To be able to create this illusion and to have many resumes ready for companies at a moment's notice, it is highly valuable, to the point of being almost essential, that recruiting and staffing companies generate fake job postings in order to collect resumes. They have to do this with great regularity so that they can maintain a reasonable list of who is currently on the job market, who is willing to consider, who is desperately looking and so forth. This needs to be always fresh, within a few days. So the need to post new, fake jobs to get candidates to submit current, updated resumes and update the database as a fresh hit are essential.
This makes for a need to continuously generate a range of job postings that cover as many technical and experiential ranges as possible while constantly getting the pool to respond to them. It is a careful balance of many factors.
This data can also be used for intense market research to learn how to make people respond to postings more often, what price ranges people will respond to and so forth. It can also be used to manipulate the market to convince people that certain technologies are in demand or that salaries are decreasing or whatever or that "other" people are getting hired all of the time when they are not and so forth.

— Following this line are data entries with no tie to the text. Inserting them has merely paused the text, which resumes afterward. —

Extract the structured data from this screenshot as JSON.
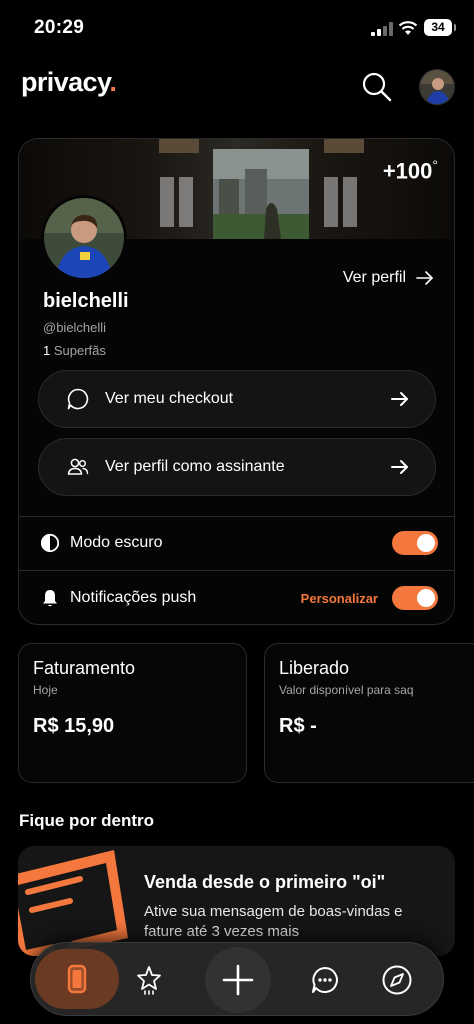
{
  "status_bar": {
    "time": "20:29",
    "battery": "34"
  },
  "header": {
    "logo_text": "privacy",
    "logo_dot": ".",
    "accent_color": "#f4783d",
    "search_icon": "search-icon"
  },
  "profile": {
    "superfans_badge": "+100",
    "superfans_badge_sup": "°",
    "view_profile_label": "Ver perfil",
    "username": "bielchelli",
    "handle": "@bielchelli",
    "superfans_count": "1",
    "superfans_label": "Superfãs",
    "actions": [
      {
        "label": "Ver meu checkout",
        "icon": "chat-bubble-icon"
      },
      {
        "label": "Ver perfil como assinante",
        "icon": "users-icon"
      }
    ],
    "settings": [
      {
        "label": "Modo escuro",
        "icon": "contrast-icon",
        "enabled": true
      },
      {
        "label": "Notificações push",
        "icon": "bell-icon",
        "extra": "Personalizar",
        "enabled": true
      }
    ]
  },
  "stats": [
    {
      "title": "Faturamento",
      "subtitle": "Hoje",
      "value": "R$ 15,90"
    },
    {
      "title": "Liberado",
      "subtitle": "Valor disponível para saq",
      "value": "R$ -"
    }
  ],
  "news": {
    "section_title": "Fique por dentro",
    "promo_title": "Venda desde o primeiro \"oi\"",
    "promo_description": "Ative sua mensagem de boas-vindas e fature até 3 vezes mais"
  },
  "bottom_nav": [
    {
      "name": "home",
      "icon": "phone-icon",
      "active": true
    },
    {
      "name": "favorites",
      "icon": "star-icon"
    },
    {
      "name": "add",
      "icon": "plus-icon"
    },
    {
      "name": "messages",
      "icon": "chat-icon"
    },
    {
      "name": "explore",
      "icon": "compass-icon"
    }
  ],
  "below_nav_text": "· · ·"
}
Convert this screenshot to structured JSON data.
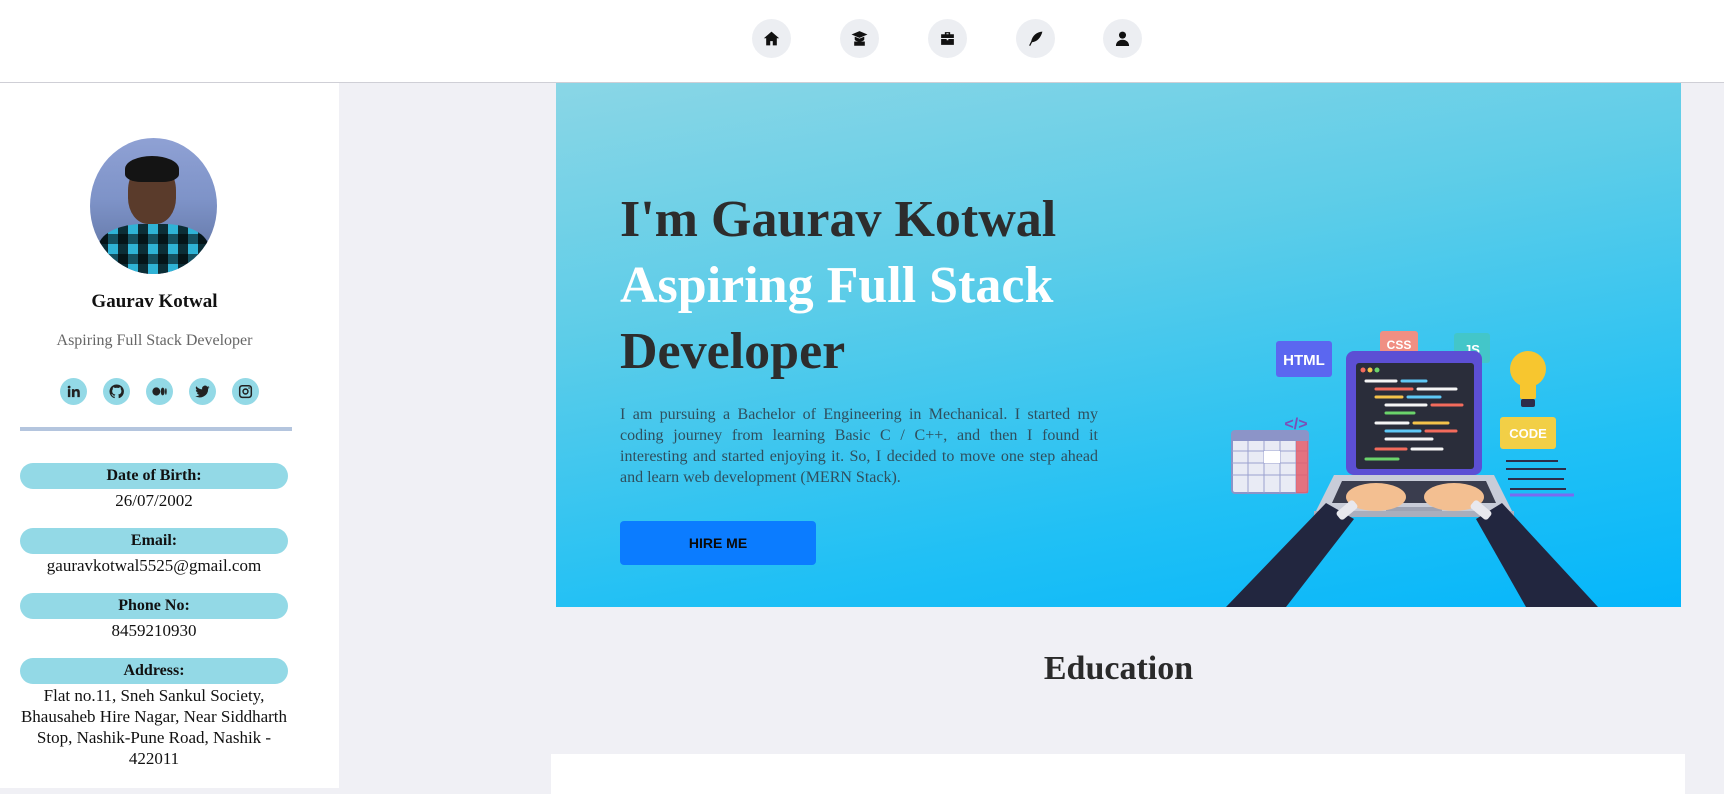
{
  "nav": {
    "items": [
      {
        "icon": "home-icon",
        "label": "Home"
      },
      {
        "icon": "graduation-icon",
        "label": "Education"
      },
      {
        "icon": "briefcase-icon",
        "label": "Projects"
      },
      {
        "icon": "feather-icon",
        "label": "Blog"
      },
      {
        "icon": "user-icon",
        "label": "About"
      }
    ]
  },
  "sidebar": {
    "name": "Gaurav Kotwal",
    "role": "Aspiring Full Stack Developer",
    "socials": [
      "linkedin-icon",
      "github-icon",
      "medium-icon",
      "twitter-icon",
      "instagram-icon"
    ],
    "info": [
      {
        "label": "Date of Birth:",
        "value": "26/07/2002"
      },
      {
        "label": "Email:",
        "value": "gauravkotwal5525@gmail.com"
      },
      {
        "label": "Phone No:",
        "value": "8459210930"
      },
      {
        "label": "Address:",
        "value": "Flat no.11, Sneh Sankul Society, Bhausaheb Hire Nagar, Near Siddharth Stop, Nashik-Pune Road, Nashik - 422011"
      }
    ]
  },
  "hero": {
    "title_line1": "I'm Gaurav Kotwal",
    "title_line2": "Aspiring Full Stack",
    "title_line3": "Developer",
    "description": "I am pursuing a Bachelor of Engineering in Mechanical. I started my coding journey from learning Basic C / C++, and then I found it interesting and started enjoying it. So, I decided to move one step ahead and learn web development (MERN Stack).",
    "button": "HIRE ME",
    "illustration": {
      "html_tag": "HTML",
      "css_tag": "CSS",
      "js_tag": "JS",
      "code_tag": "CODE",
      "bracket_tag": "</>"
    }
  },
  "education": {
    "heading": "Education"
  },
  "colors": {
    "accent": "#93d9e6",
    "button": "#0b7cff",
    "hero_start": "#8ad6e6",
    "hero_end": "#05b6fb"
  }
}
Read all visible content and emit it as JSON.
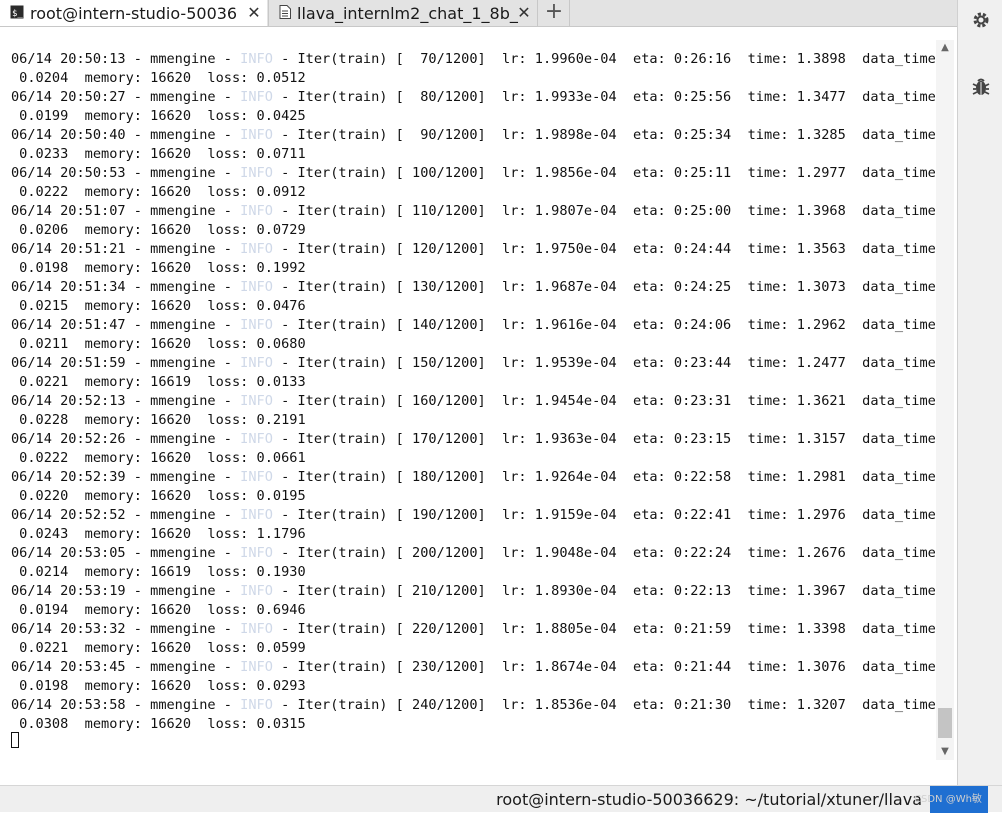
{
  "tabs": [
    {
      "label": "root@intern-studio-50036",
      "icon": "terminal-icon",
      "active": true
    },
    {
      "label": "llava_internlm2_chat_1_8b_",
      "icon": "document-icon",
      "active": false
    }
  ],
  "tab_close_symbol": "✕",
  "tab_add_symbol": "+",
  "side_panel": {
    "icons": [
      "settings-icon",
      "bug-icon"
    ]
  },
  "terminal": {
    "lines": [
      {
        "pre": "06/14 20:50:13 - mmengine - ",
        "level": "INFO",
        "post": " - Iter(train) [  70/1200]  lr: 1.9960e-04  eta: 0:26:16  time: 1.3898  data_time:"
      },
      {
        "pre": " 0.0204  memory: 16620  loss: 0.0512"
      },
      {
        "pre": "06/14 20:50:27 - mmengine - ",
        "level": "INFO",
        "post": " - Iter(train) [  80/1200]  lr: 1.9933e-04  eta: 0:25:56  time: 1.3477  data_time:"
      },
      {
        "pre": " 0.0199  memory: 16620  loss: 0.0425"
      },
      {
        "pre": "06/14 20:50:40 - mmengine - ",
        "level": "INFO",
        "post": " - Iter(train) [  90/1200]  lr: 1.9898e-04  eta: 0:25:34  time: 1.3285  data_time:"
      },
      {
        "pre": " 0.0233  memory: 16620  loss: 0.0711"
      },
      {
        "pre": "06/14 20:50:53 - mmengine - ",
        "level": "INFO",
        "post": " - Iter(train) [ 100/1200]  lr: 1.9856e-04  eta: 0:25:11  time: 1.2977  data_time:"
      },
      {
        "pre": " 0.0222  memory: 16620  loss: 0.0912"
      },
      {
        "pre": "06/14 20:51:07 - mmengine - ",
        "level": "INFO",
        "post": " - Iter(train) [ 110/1200]  lr: 1.9807e-04  eta: 0:25:00  time: 1.3968  data_time:"
      },
      {
        "pre": " 0.0206  memory: 16620  loss: 0.0729"
      },
      {
        "pre": "06/14 20:51:21 - mmengine - ",
        "level": "INFO",
        "post": " - Iter(train) [ 120/1200]  lr: 1.9750e-04  eta: 0:24:44  time: 1.3563  data_time:"
      },
      {
        "pre": " 0.0198  memory: 16620  loss: 0.1992"
      },
      {
        "pre": "06/14 20:51:34 - mmengine - ",
        "level": "INFO",
        "post": " - Iter(train) [ 130/1200]  lr: 1.9687e-04  eta: 0:24:25  time: 1.3073  data_time:"
      },
      {
        "pre": " 0.0215  memory: 16620  loss: 0.0476"
      },
      {
        "pre": "06/14 20:51:47 - mmengine - ",
        "level": "INFO",
        "post": " - Iter(train) [ 140/1200]  lr: 1.9616e-04  eta: 0:24:06  time: 1.2962  data_time:"
      },
      {
        "pre": " 0.0211  memory: 16620  loss: 0.0680"
      },
      {
        "pre": "06/14 20:51:59 - mmengine - ",
        "level": "INFO",
        "post": " - Iter(train) [ 150/1200]  lr: 1.9539e-04  eta: 0:23:44  time: 1.2477  data_time:"
      },
      {
        "pre": " 0.0221  memory: 16619  loss: 0.0133"
      },
      {
        "pre": "06/14 20:52:13 - mmengine - ",
        "level": "INFO",
        "post": " - Iter(train) [ 160/1200]  lr: 1.9454e-04  eta: 0:23:31  time: 1.3621  data_time:"
      },
      {
        "pre": " 0.0228  memory: 16620  loss: 0.2191"
      },
      {
        "pre": "06/14 20:52:26 - mmengine - ",
        "level": "INFO",
        "post": " - Iter(train) [ 170/1200]  lr: 1.9363e-04  eta: 0:23:15  time: 1.3157  data_time:"
      },
      {
        "pre": " 0.0222  memory: 16620  loss: 0.0661"
      },
      {
        "pre": "06/14 20:52:39 - mmengine - ",
        "level": "INFO",
        "post": " - Iter(train) [ 180/1200]  lr: 1.9264e-04  eta: 0:22:58  time: 1.2981  data_time:"
      },
      {
        "pre": " 0.0220  memory: 16620  loss: 0.0195"
      },
      {
        "pre": "06/14 20:52:52 - mmengine - ",
        "level": "INFO",
        "post": " - Iter(train) [ 190/1200]  lr: 1.9159e-04  eta: 0:22:41  time: 1.2976  data_time:"
      },
      {
        "pre": " 0.0243  memory: 16620  loss: 1.1796"
      },
      {
        "pre": "06/14 20:53:05 - mmengine - ",
        "level": "INFO",
        "post": " - Iter(train) [ 200/1200]  lr: 1.9048e-04  eta: 0:22:24  time: 1.2676  data_time:"
      },
      {
        "pre": " 0.0214  memory: 16619  loss: 0.1930"
      },
      {
        "pre": "06/14 20:53:19 - mmengine - ",
        "level": "INFO",
        "post": " - Iter(train) [ 210/1200]  lr: 1.8930e-04  eta: 0:22:13  time: 1.3967  data_time:"
      },
      {
        "pre": " 0.0194  memory: 16620  loss: 0.6946"
      },
      {
        "pre": "06/14 20:53:32 - mmengine - ",
        "level": "INFO",
        "post": " - Iter(train) [ 220/1200]  lr: 1.8805e-04  eta: 0:21:59  time: 1.3398  data_time:"
      },
      {
        "pre": " 0.0221  memory: 16620  loss: 0.0599"
      },
      {
        "pre": "06/14 20:53:45 - mmengine - ",
        "level": "INFO",
        "post": " - Iter(train) [ 230/1200]  lr: 1.8674e-04  eta: 0:21:44  time: 1.3076  data_time:"
      },
      {
        "pre": " 0.0198  memory: 16620  loss: 0.0293"
      },
      {
        "pre": "06/14 20:53:58 - mmengine - ",
        "level": "INFO",
        "post": " - Iter(train) [ 240/1200]  lr: 1.8536e-04  eta: 0:21:30  time: 1.3207  data_time:"
      },
      {
        "pre": " 0.0308  memory: 16620  loss: 0.0315"
      }
    ]
  },
  "status_bar": {
    "path": "root@intern-studio-50036629: ~/tutorial/xtuner/llava"
  },
  "watermark": "CSDN @Wh敏",
  "colors": {
    "info_level": "#cfd8e8",
    "status_button": "#1f6fd1",
    "tab_bar": "#e3e3e3"
  }
}
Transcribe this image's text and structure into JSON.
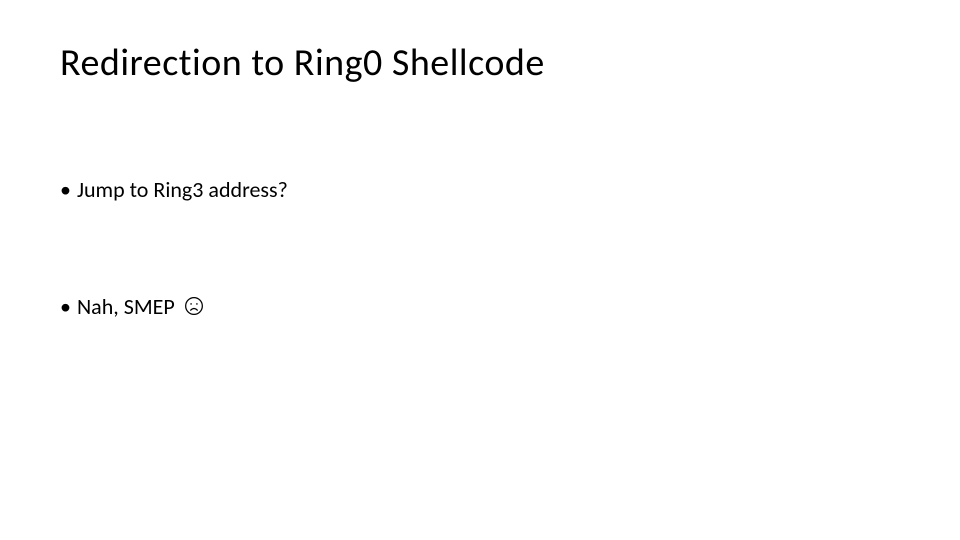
{
  "slide": {
    "title": "Redirection to Ring0 Shellcode",
    "bullets": [
      {
        "text": "Jump to Ring3 address?"
      },
      {
        "text": "Nah, SMEP",
        "hasFrown": true
      }
    ]
  }
}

By then having loads of market research, a giant pool of recent resumes of desperate job seekers and ones that have now been told over and over again that the market is paying less than it really is, the recruiter is able to go with confidence to a hiring company and show a large list of people that they can reasonably get to show up for an interview with little notice. This allows the company to pretend that this is their pool of candidates rather than random people on the Internet that they will now need to reach out to and ask to interview for a new job that has not been discussed previously.
It's big money for recruiting firms. No magic or mystery needed.